The scientists in their party set off across the faintly spicy-smelling red grass towards a small outcropping of rock, where some sort of measurement equipment was stored. They returned soon after the remainder of the group had finished their midday meal. Rose luxuriated in the warm sun, no hotter than a warm June day in London, and stretched on a soft bed of grass. Tony bounded about with the only other child in the group – a Quorosi girl about his age – climbing burgundy-barked branches and shrieking happily as they dove onto the piles of soft moss that lined the ground between the trees.

The idyll of the morning was broken as the director herded them back to the shuttle. Rose felt a sense of loss as the doors closed behind them and the shuttle took off.

Tony fell into a fitful nap on the trip back, exhaustion from the morning's exertion in higher gravity claiming him.

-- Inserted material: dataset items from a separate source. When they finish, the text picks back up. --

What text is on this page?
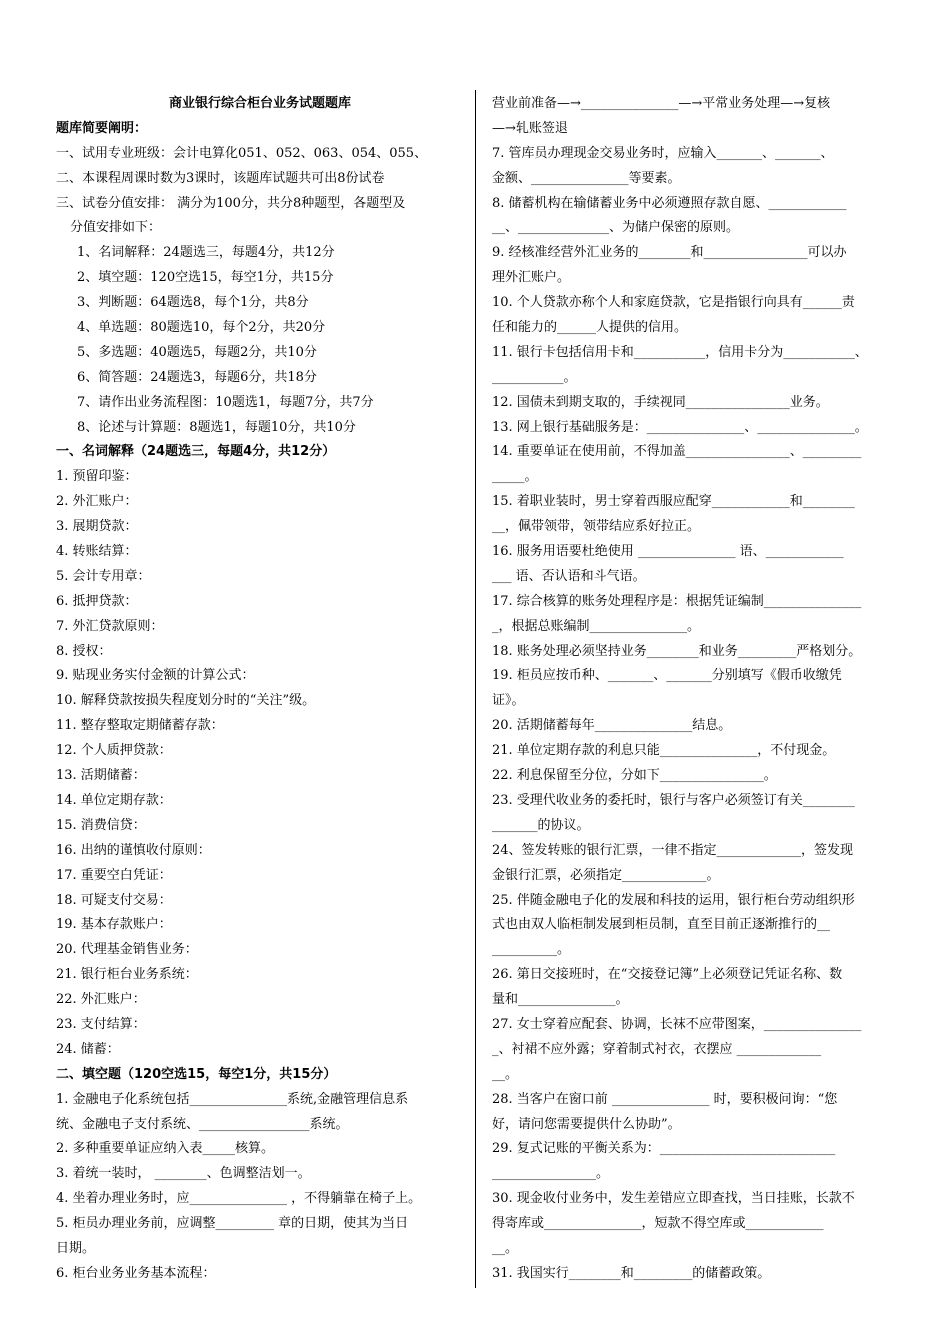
商业银行综合柜台业务试题题库
题库简要阐明：
一、试用专业班级：会计电算化051、052、063、054、055、
二、本课程周课时数为3课时，该题库试题共可出8份试卷
三、试卷分值安排： 满分为100分，共分8种题型，各题型及
分值安排如下：
1、名词解释：24题选三，每题4分，共12分
2、填空题：120空选15，每空1分，共15分
3、判断题：64题选8，每个1分，共8分
4、单选题：80题选10，每个2分，共20分
5、多选题：40题选5，每题2分，共10分
6、简答题：24题选3，每题6分，共18分
7、请作出业务流程图：10题选1，每题7分，共7分
8、论述与计算题：8题选1，每题10分，共10分
一、名词解释（24题选三，每题4分，共12分）
1. 预留印鉴：
2. 外汇账户：
3. 展期贷款：
4. 转账结算：
5. 会计专用章：
6. 抵押贷款：
7. 外汇贷款原则：
8. 授权：
9. 贴现业务实付金额的计算公式：
10. 解释贷款按损失程度划分时的“关注”级。
11. 整存整取定期储蓄存款：
12. 个人质押贷款：
13. 活期储蓄：
14. 单位定期存款：
15. 消费信贷：
16. 出纳的谨慎收付原则：
17. 重要空白凭证：
18. 可疑支付交易：
19. 基本存款账户：
20. 代理基金销售业务：
21. 银行柜台业务系统：
22. 外汇账户：
23. 支付结算：
24. 储蓄：
二、填空题（120空选15，每空1分，共15分）
1. 金融电子化系统包括_______________系统,金融管理信息系
统、金融电子支付系统、_________________系统。
2. 多种重要单证应纳入表_____核算。
3. 着统一装时， ________、色调整洁划一。
4. 坐着办理业务时，应_______________ ，不得躺靠在椅子上。
5. 柜员办理业务前，应调整_________ 章的日期，使其为当日
日期。
6. 柜台业务业务基本流程：
营业前准备—→_______________—→平常业务处理—→复核
—→轧账签退
7. 管库员办理现金交易业务时，应输入_______、_______、
金额、_______________等要素。
8. 储蓄机构在输储蓄业务中必须遵照存款自愿、____________
__、______________、为储户保密的原则。
9. 经核准经营外汇业务的________和________________可以办
理外汇账户。
10. 个人贷款亦称个人和家庭贷款，它是指银行向具有______责
任和能力的______人提供的信用。
11. 银行卡包括信用卡和___________，信用卡分为___________、
___________。
12. 国债未到期支取的，手续视同________________业务。
13. 网上银行基础服务是：_______________、_______________。
14. 重要单证在使用前，不得加盖________________、_________
_____。
15. 着职业装时，男士穿着西服应配穿____________和________
__，佩带领带，领带结应系好拉正。
16. 服务用语要杜绝使用 _______________ 语、____________
___ 语、否认语和斗气语。
17. 综合核算的账务处理程序是：根据凭证编制_______________
_，根据总账编制_______________。
18. 账务处理必须坚持业务________和业务_________严格划分。
19. 柜员应按币种、_______、_______分别填写《假币收缴凭
证》。
20. 活期储蓄每年_______________结息。
21. 单位定期存款的利息只能_______________，不付现金。
22. 利息保留至分位，分如下________________。
23. 受理代收业务的委托时，银行与客户必须签订有关________
_______的协议。
24、签发转账的银行汇票，一律不指定_____________，签发现
金银行汇票，必须指定_____________。
25. 伴随金融电子化的发展和科技的运用，银行柜台劳动组织形
式也由双人临柜制发展到柜员制，直至目前正逐渐推行的__
__________。
26. 第日交接班时，在“交接登记簿”上必须登记凭证名称、数
量和_______________。
27. 女士穿着应配套、协调，长袜不应带图案，_______________
_、衬裙不应外露；穿着制式衬衣，衣摆应 _____________
__。
28. 当客户在窗口前 _______________ 时，要积极问询：“您
好，请问您需要提供什么协助”。
29. 复式记账的平衡关系为：___________________________
________________。
30. 现金收付业务中，发生差错应立即查找，当日挂账，长款不
得寄库或_______________，短款不得空库或____________
__。
31. 我国实行________和_________的储蓄政策。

Escaping the planet's gravity took longer than the careful descent and it was an hour before they joined back up with the Ariades in orbit. As the passengers disembarked, Rose hung back with Tony and woke him gently. The tour director left before Rose and Tony had exited the shuttle as they were not paying passengers so did not fall under his purview.

Tony woke quickly and took only a moment to find his bearings. Rose shushed him before he spoke a word and they exited the shuttle quietly. It was the lunch hour for the tour staff and there were almost none in the lounge. Rose took Tony's hand and they made their way, as casually as possible, down the nearby corrido that would take them to the escape shuttles.

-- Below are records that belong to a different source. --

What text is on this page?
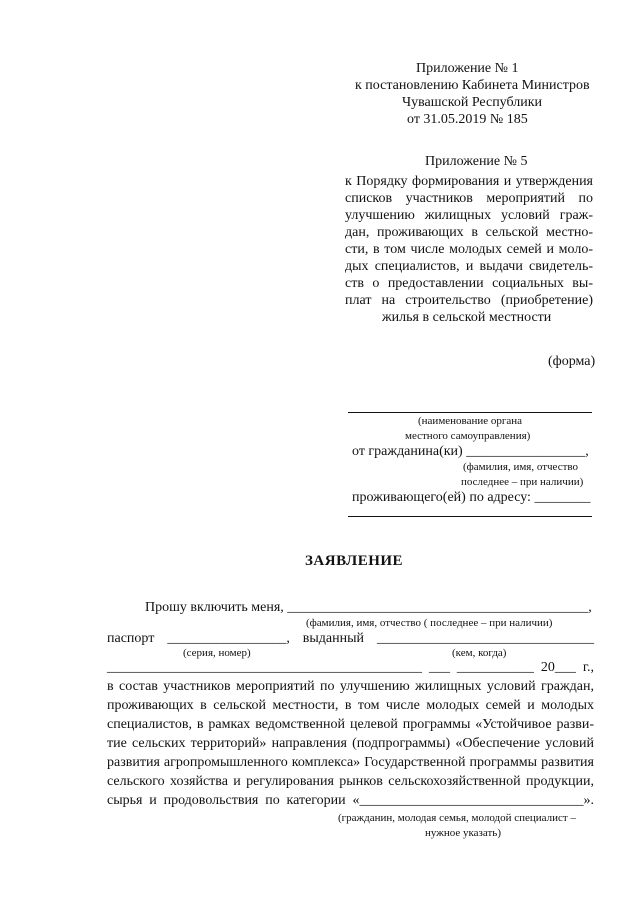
Приложение № 1
к постановлению Кабинета Министров
Чувашской Республики
от 31.05.2019 № 185
Приложение № 5
к Порядку формирования и утверждения
списков участников мероприятий по
улучшению жилищных условий граж-
дан, проживающих в сельской местно-
сти, в том числе молодых семей и моло-
дых специалистов, и выдачи свидетель-
ств о предоставлении социальных вы-
плат на строительство (приобретение)
жилья в сельской местности
(форма)
(наименование органа
местного самоуправления)
от гражданина(ки) _________________,
(фамилия, имя, отчество
последнее – при наличии)
проживающего(ей) по адресу: ________
ЗАЯВЛЕНИЕ
Прошу включить меня, ___________________________________________,
(фамилия, имя, отчество ( последнее – при наличии)
паспорт _________________, выданный _______________________________
(серия, номер)	(кем, когда)
_____________________________________________ ___ ___________ 20___ г.,
в состав участников мероприятий по улучшению жилищных условий граждан,
проживающих в сельской местности, в том числе молодых семей и молодых
специалистов, в рамках ведомственной целевой программы «Устойчивое разви-
тие сельских территорий» направления (подпрограммы) «Обеспечение условий
развития агропромышленного комплекса» Государственной программы развития
сельского хозяйства и регулирования рынков сельскохозяйственной продукции,
сырья и продовольствия по категории «________________________________».
(гражданин, молодая семья, молодой специалист –
нужное указать)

They faced no opposition as they sneaked into one of the well-stocked shuttles. Rose's nerves sung with worry as she began the initiation sequence, but no voice came over the comm. No one came running for them. It took only five minutes before they undocked from the ship. The shuttles had been designed with the possibility of passengers piloting them in mind, as emergency situations could be unpredictable, and Rose, never much of a pilot herself, was glad of it. Twenty minutes after their escape, they were hailed, but Rose had planned what to do when the ship attempted to retrieve the shuttle and had already deactivated their remote access. The ship, unwilling to mar the experience of their paying customers, did not break orbit to pursue the small shuttle, but fired off a probe in her direction. Rose understood they were marking the location for the authorities to search.

She had, naturally, thought ahead. Two hours later, the small shuttle alighted on the very small rocky surface of a moon shrouded in dense gas, one of the many moons orbiting KB2. The homing beacon for the shuttle had been launched towards the uninhabitable, dangerously toxic planet below. Whoever might come looking for them would get readings of debris and no lifesigns on KB2 and it would appear they had been pulled in by the high gravity of the gas giant circling the red star of Kasterborous.

At least, this was what Rose had hoped. She knew, from nearly two months travelling on interstellar ships, that desertion by crewmembers was not out of the norm. Crew would pick up and leave when a better opportunity presented. The Quorosi government would probably only look so far as to track their homing beacon as their resources wouldn't allow a prolonged search for a low level criminal. Rose knew she was taking a chance by stealing the shuttle, but it was one she had to take.

She settled the ship into a crevasse and prepared to wait. They would rest here a few days, using the ship's provisions. It held enough rations for twenty adults for a month. Dry, uninteresting rations, but they would do. For herself and Tony, the stored food would be enough for a year.

Then once the risk of discovery was gone, they would set for KB4. For Gallifrey. Their new home.


A/N:

The bit of lullaby Rose sings is from an actual traditional Welsh lullaby called Suo Gân. I would strongly recommend listening to one of the boys' choir versions of it on Youtube (Kings College or Ambrosian Junior Choir.) It is utterly gorgeous, and while I don't speak much Welsh, I sang my own babies to sleep with it because I love what it means.